Curing this Phoenix interlude we spent days trying to figure out a new name for the band. The Nazz, it turned out, was already taken. This time we wanted a distinctive name, something that would draw attention to us but not a rock cliche. One boring January evening I said, “How about Alice Cooper?” and everybody said, “No, that’s ridiculous.” About half an hour later Dick Christian said, “What about that name, Alice Cooper?” But nobody even wanted to discuss it. I thought it was perfect. It was so American and so eerie at the same time. It had the same ring to it that Lizzy Borden did. I knew that if there was really an Alice Cooper somewhere chances were she was an ax murderer.
We forgot about it for a few days until Dick Christain dragged us all over to Alice Paxton’s house. Both Charlie Carnal and Dick were friendly with Mrs. Paxton’s daughter, who claimed her mother was a clairvoyant and could help us solve our problems. Alice Paxton also had her Ouija board, which she hadn’t used in a few years, and we started asking it questions. I wasn’t even working the board when we asked if there was a spirit in the room. There was.
The board spelled out the name Alice Cooper.
For three hours everyone drilled the board on Alice Cooper, and we came up with the following story (with a few additional details added by me over the course of some five thousand interviews):
In the early sixteen hundreds scientists and occultists became aware of a celectrial disturbance which seemed to have a strange concentrated effect on the British Isles. There was an odd feeling of unrest and suspicion in the countryside. In the midst of this general feeling of alarm, on February 4 (my birthday), 1623 (not my birthday), in Sussex, England, Alice Cooper was born.
She was the daughter of well-to-do parents and a very strange child. She seemed always to be listening to voices that no one else could hear, often smiling secretly as if she knew the answer to some cosmic joke.
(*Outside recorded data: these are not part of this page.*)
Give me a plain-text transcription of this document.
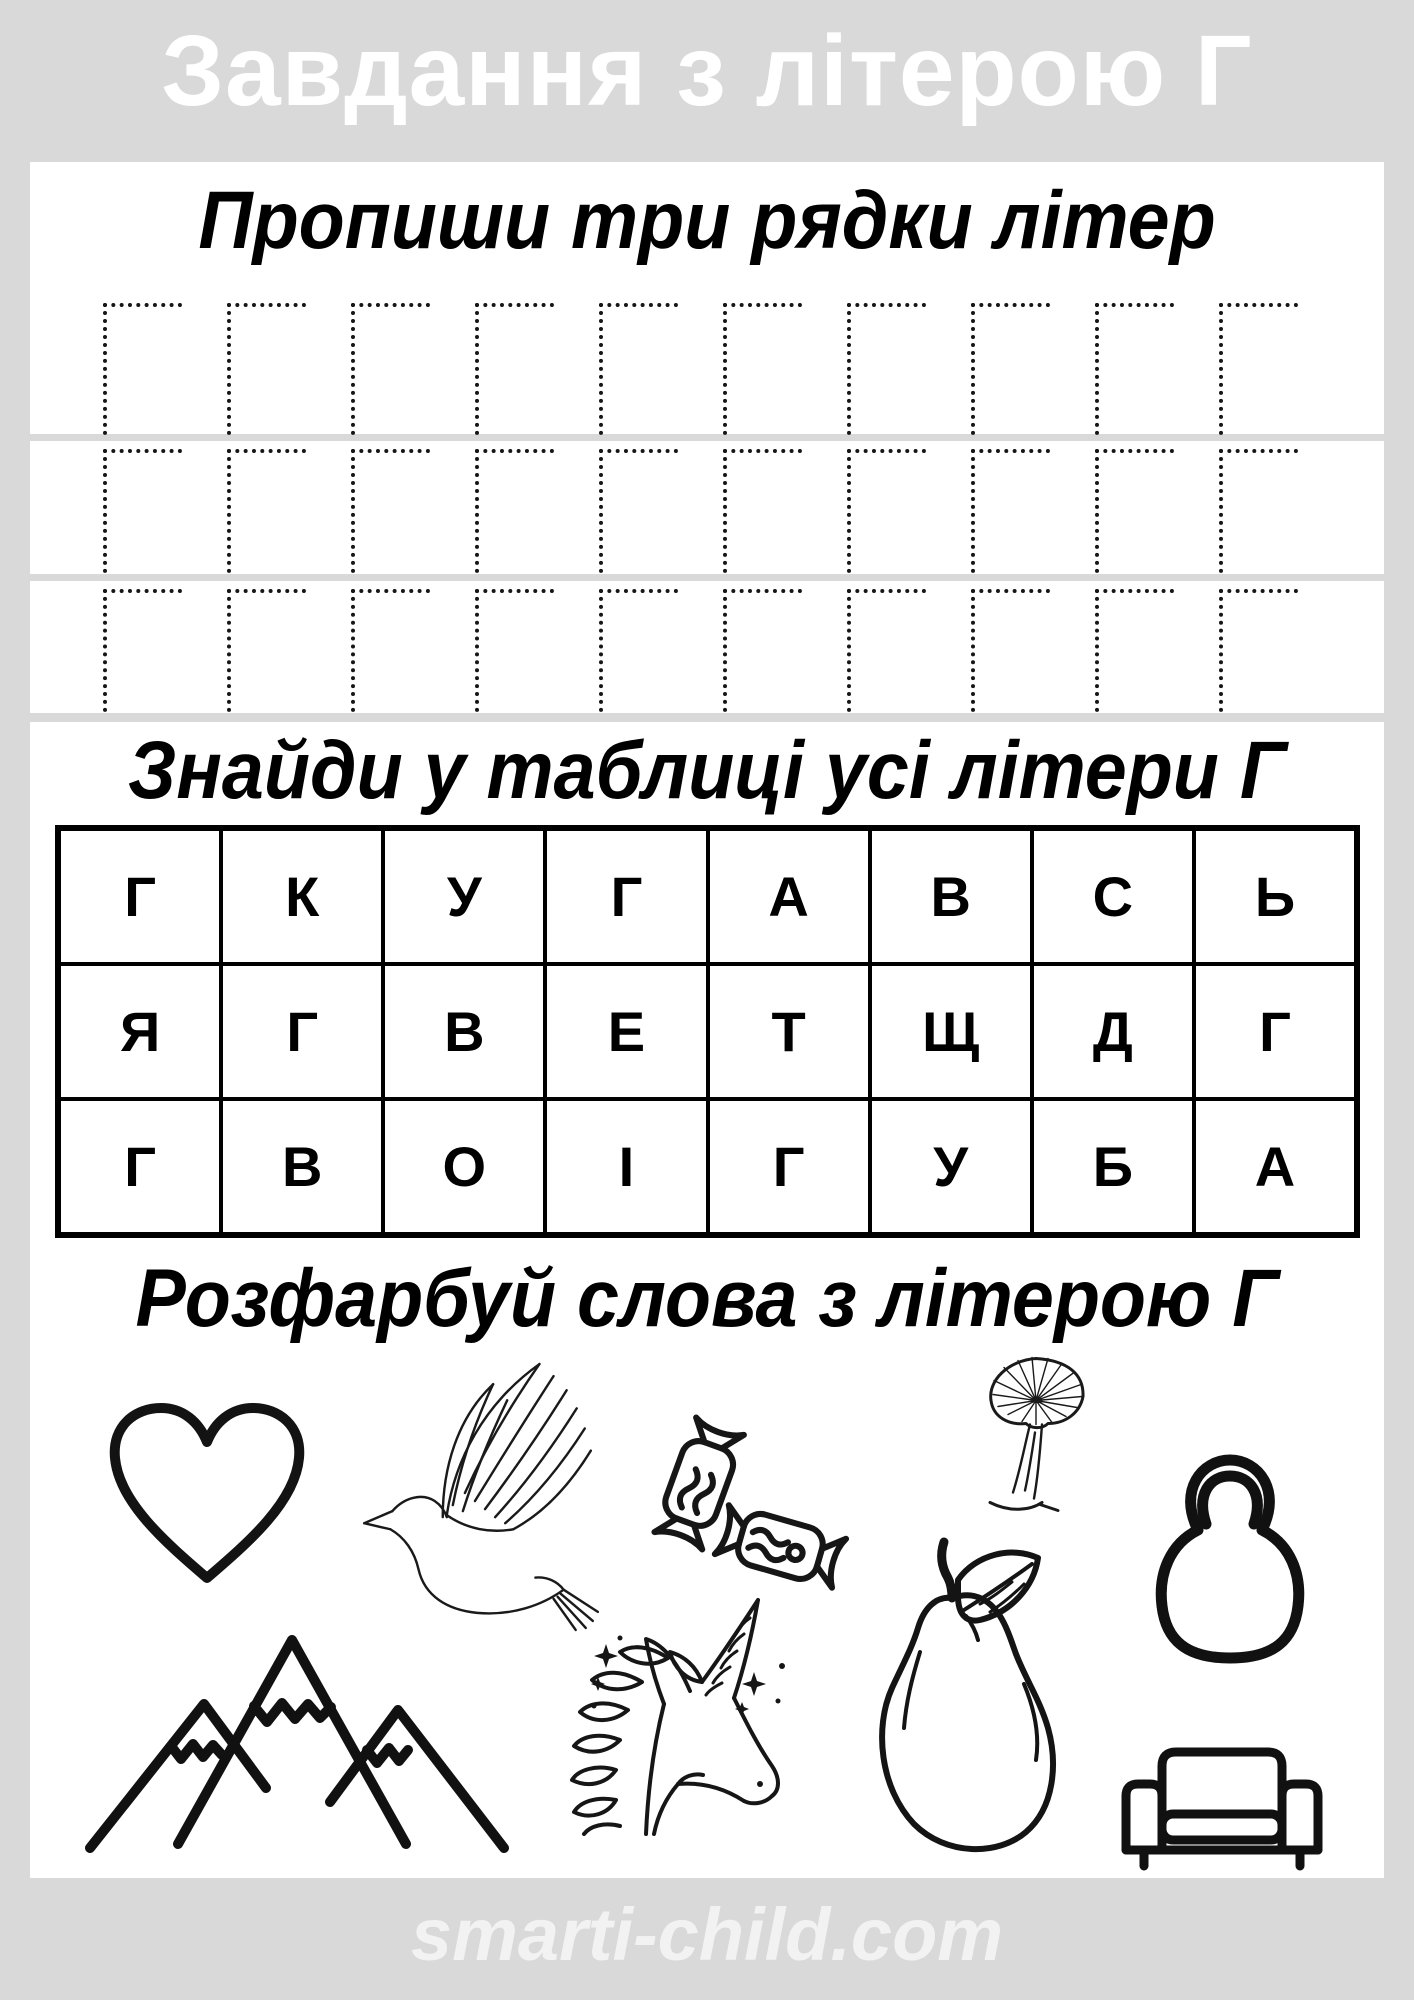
Завдання з літерою Г
Пропиши три рядки літер
Знайди у таблиці усі літери Г
Г	К	У	Г	А	В	С	Ь
Я	Г	В	Е	Т	Щ	Д	Г
Г	В	О	І	Г	У	Б	А
Розфарбуй слова з літерою Г
smarti-child.com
Much of Alice’s time was taken up with her sister Christine, who was three years older than she. Christine taught her magic, including the use of strange plants that grew in abunance in the forest, and the techniques of speaking ancient words of old that could make thunder roll and fire burn. On Alice’s twelfth birthday her parents died in a mysterious fire, their charred bobies never recovered from the blazing house. One year later little Alice was to witness the death of her sister, Christine, who was accused of being a witch and burned at the stake by the villagers.
A week later little Alice herself was dead, poisoned perhaps by her own hand so she could join her sister Christine in the other world. She was only thirteen years old. Pretty good, huh? Well, it really worked at the time.
I was thrilled with the name, but Neal Smith was disgusted. He finally thought he had gotten into a group that was going to go somewhere, do something important, get him a Rolls-Royce and a mansion in the country and now we were changing our name to something stupid like Alice Cooper!
I couldn’t blame Neal for worrying. He was in a terrible spot. He was broke, his family had moved out of Phoenix, and the draft board was after him. All the rest of us had the draft board under control at the time, but Neal was a perfect specimen. He couldn’t even get drunk enough to pass out at his physical.
The same night we got the information from the Ouija board, Neal and I drove out to the desert in a borrowed car. There were two .22-caliber rifles in the trunk, and we were going to shoot jackrabbits. We would drive around the desert, blind them with the car headlights, and pick them off.
Neal took a shot at one from the hood of the car, thought he had hit it and swung his long legs around just as I pulled off my own shot. There was a thumping sound, and he fell on the ground. He scrambled around in front of the headlights and pulled off his boots. I had shot him in the ankle.